At the end of last year, the long-awaited SECURE Act 2.0 of 2022 (“the Act”) was passed by Congress and signed into law. As an update to the “Setting Every Community Up for Retirement Enhancement (SECURE) Act of 2019” the Act expands on the earlier provisions with a continued goal to encourage retirement savings and expand the opportunities available to individuals centered around contributions and eventual distributions.
Effective January 1, 2023, the Act includes many new and revised provisions, with the most notable related to the following planning issues which we will be reviewing with our clients:
Changes to retirement account required minimum distributions (RMDs):
- Starting in 2023, the new required start year for retirement account required minimum distributions (RMDs) has been delayed to age 73 (from age 72), and starting in 2033 the required start year will be delayed to age 75.
- The penalty assessed for previous RMD amounts not taken has been reduced from 50% to 25%. This penalty will be further reduced to 10% if the IRA owner withdraws the amount not taken and submits a corrected tax return in a timely manner.
- Beginning in 2024, RMDs will no longer be required from employer sponsored plan Roth accounts.
Increase to retirement account catch-up contributions:
- Starting in 2025, the age-based annual catch-up contributions allowed for 401(k), 403(b) and 457(b) plan participants 50 or older will increase and apply to participants ages 60-63. In most cases, the catch-up contribution will bump up to $10,000 and be indexed for inflation annually.
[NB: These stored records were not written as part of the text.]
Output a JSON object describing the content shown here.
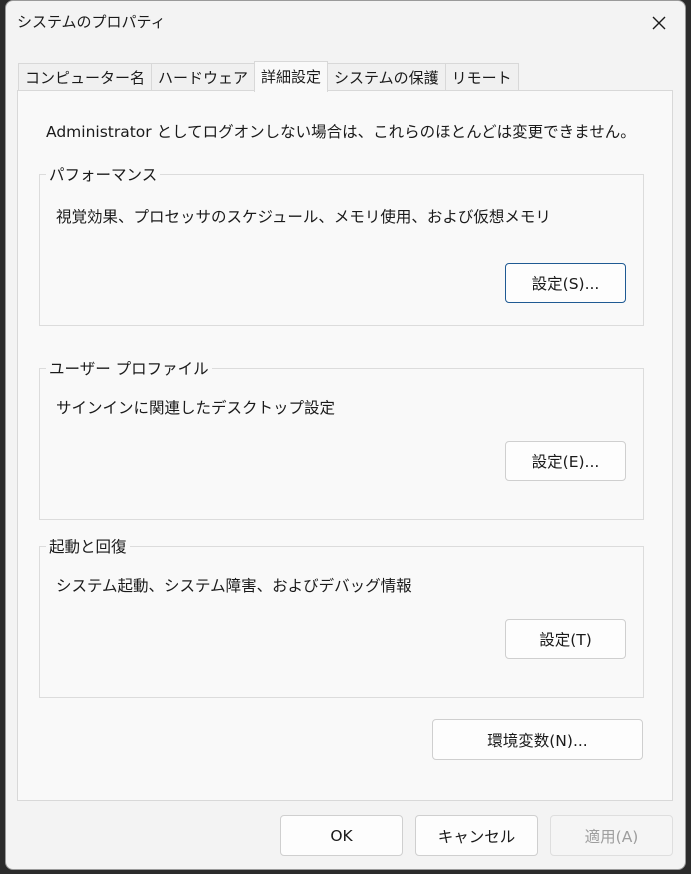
{
  "window": {
    "title": "システムのプロパティ"
  },
  "tabs": [
    {
      "label": "コンピューター名",
      "active": false
    },
    {
      "label": "ハードウェア",
      "active": false
    },
    {
      "label": "詳細設定",
      "active": true
    },
    {
      "label": "システムの保護",
      "active": false
    },
    {
      "label": "リモート",
      "active": false
    }
  ],
  "note": "Administrator としてログオンしない場合は、これらのほとんどは変更できません。",
  "performance": {
    "label": "パフォーマンス",
    "desc": "視覚効果、プロセッサのスケジュール、メモリ使用、および仮想メモリ",
    "button": "設定(S)..."
  },
  "user_profile": {
    "label": "ユーザー プロファイル",
    "desc": "サインインに関連したデスクトップ設定",
    "button": "設定(E)..."
  },
  "startup": {
    "label": "起動と回復",
    "desc": "システム起動、システム障害、およびデバッグ情報",
    "button": "設定(T)"
  },
  "env_button": "環境変数(N)...",
  "footer": {
    "ok": "OK",
    "cancel": "キャンセル",
    "apply": "適用(A)"
  },
  "icons": {
    "close": "close-icon"
  },
  "colors": {
    "focus_border": "#1f5a93",
    "panel_bg": "#f9f9f9",
    "window_bg": "#f3f3f3"
  }
}
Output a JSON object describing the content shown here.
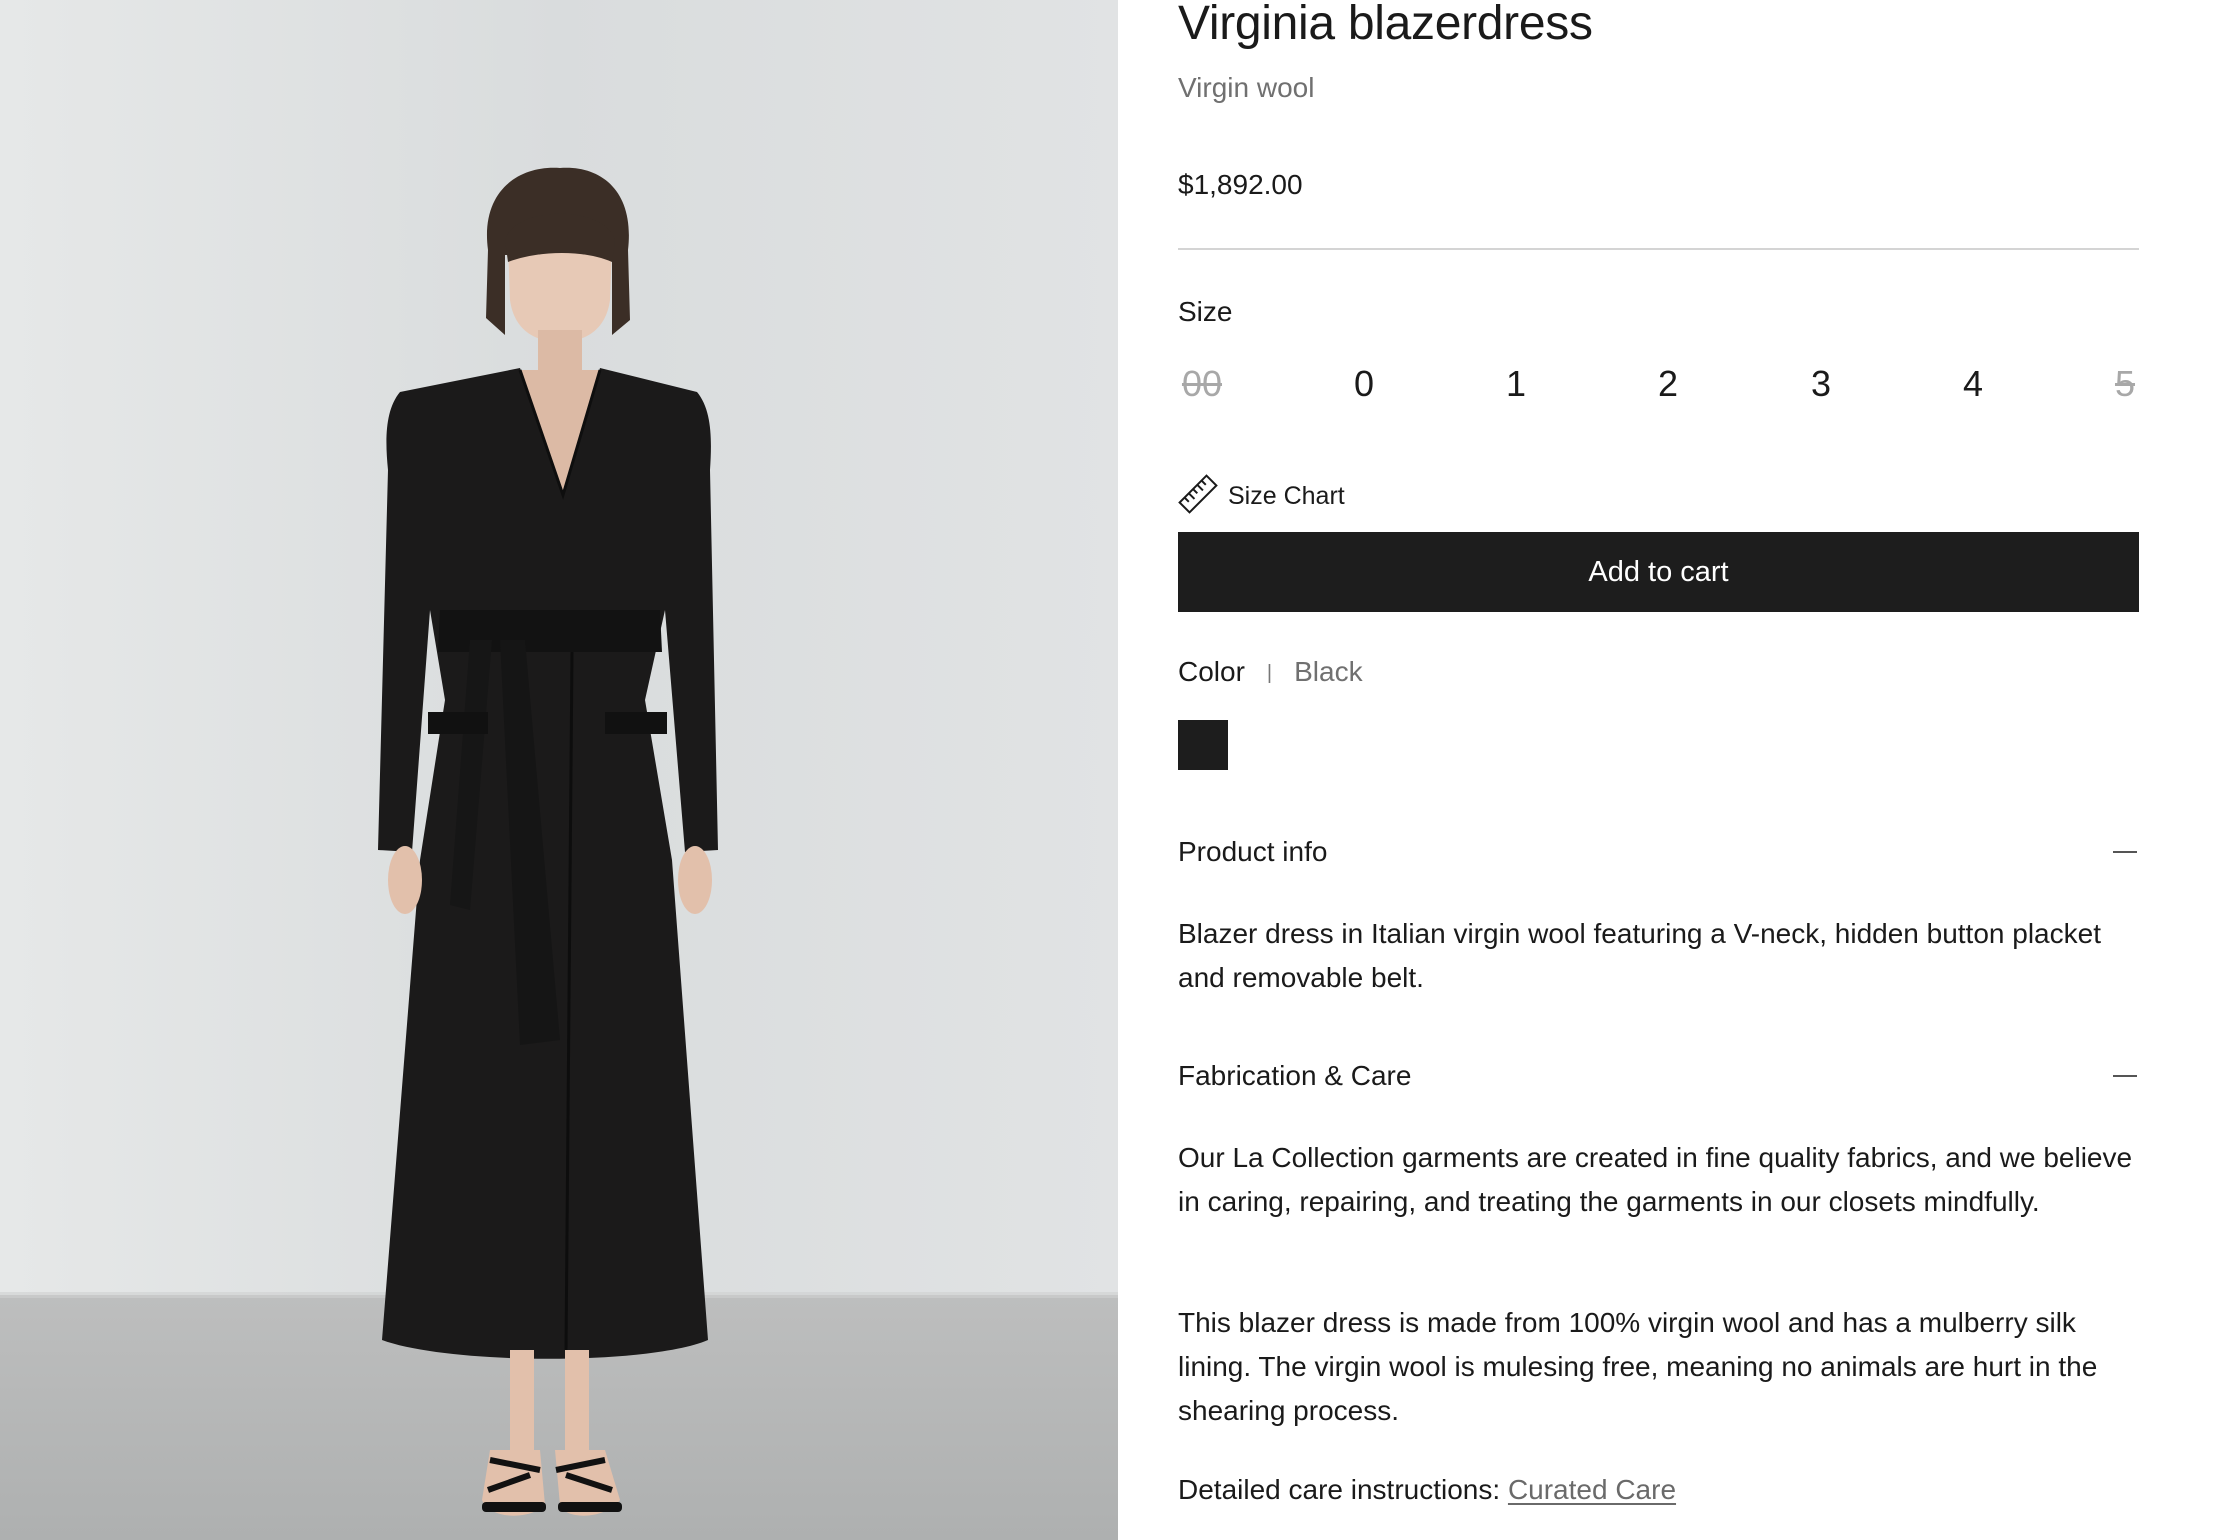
{
  "product": {
    "title": "Virginia blazerdress",
    "subtitle": "Virgin wool",
    "price": "$1,892.00",
    "image_alt": "Model wearing the Virginia blazerdress in black with tie belt and black strappy sandals"
  },
  "size": {
    "label": "Size",
    "options": [
      {
        "label": "00",
        "available": false
      },
      {
        "label": "0",
        "available": true
      },
      {
        "label": "1",
        "available": true
      },
      {
        "label": "2",
        "available": true
      },
      {
        "label": "3",
        "available": true
      },
      {
        "label": "4",
        "available": true
      },
      {
        "label": "5",
        "available": false
      }
    ],
    "chart_label": "Size Chart",
    "chart_icon": "ruler-icon"
  },
  "cart": {
    "add_label": "Add to cart"
  },
  "color": {
    "label": "Color",
    "separator": "|",
    "selected": "Black",
    "swatch_color": "#1d1d1d"
  },
  "product_info": {
    "heading": "Product info",
    "text": "Blazer dress in Italian virgin wool featuring a V-neck, hidden button placket and removable belt."
  },
  "fabrication": {
    "heading": "Fabrication & Care",
    "paragraph_1": "Our La Collection garments are created in fine quality fabrics, and we believe in caring, repairing, and treating the garments in our closets mindfully.",
    "paragraph_2": "This blazer dress is made from 100% virgin wool and has a mulberry silk lining. The virgin wool is mulesing free, meaning no animals are hurt in the shearing process.",
    "care_prefix": "Detailed care instructions: ",
    "care_link": "Curated Care"
  },
  "colors": {
    "button_bg": "#1d1d1d",
    "muted_text": "#707070",
    "out_of_stock": "#a8a8a8"
  }
}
- There is an exception to these increased catch-up amounts: Plan participants who earned $145,000 or more in the prior calendar year will be required to make all catch-up contributions into a Roth plan account. In other words, for those participants, catch-up amounts will be made after-tax and will not receive the typical tax deduction that pre-tax contributions receive.
- Beginning in 2024, IRA’s catch-up contribution limit for ages 50 or older of $1,000 will be indexed for inflation and could therefore increase each year.
- Starting in 2024, 529 plan accounts held for 15 years or longer are eligible for the owner to choose to roll assets from the plan into a Roth IRA in the name of the beneficiary.
- These Roth IRA rollover contribution amounts from a 529 plan cannot exceed the annual Roth IRA contribution limits each year and cannot exceed a total lifetime limit of $35,000.
Employer matching Roth contributions:
- Employers can now provide employees with the option to receive matched contributions to a Roth plan account; however, it may take time for employers to be set up to offer this benefit. Up until now, employer matching contributions have been made on a pre-tax basis.
Qualified Charitable Distributions (QCDs):
- Beginning in 2023, individuals age 70.5 or older may elect to use part of their annual QCD limit (currently $100,000) to make a one-time gift, limited to $50,000 adjusted annually for inflation, to a charitable remainder unitrust, a charitable remainder annuity trust or a charitable gift annuity.
- In considering this new option, it will be important for IRA owners to weigh the cost of setting up a charitable trust entity against the tax benefit of using this technique to make a charitable gift out of an IRA at the allowed gift level.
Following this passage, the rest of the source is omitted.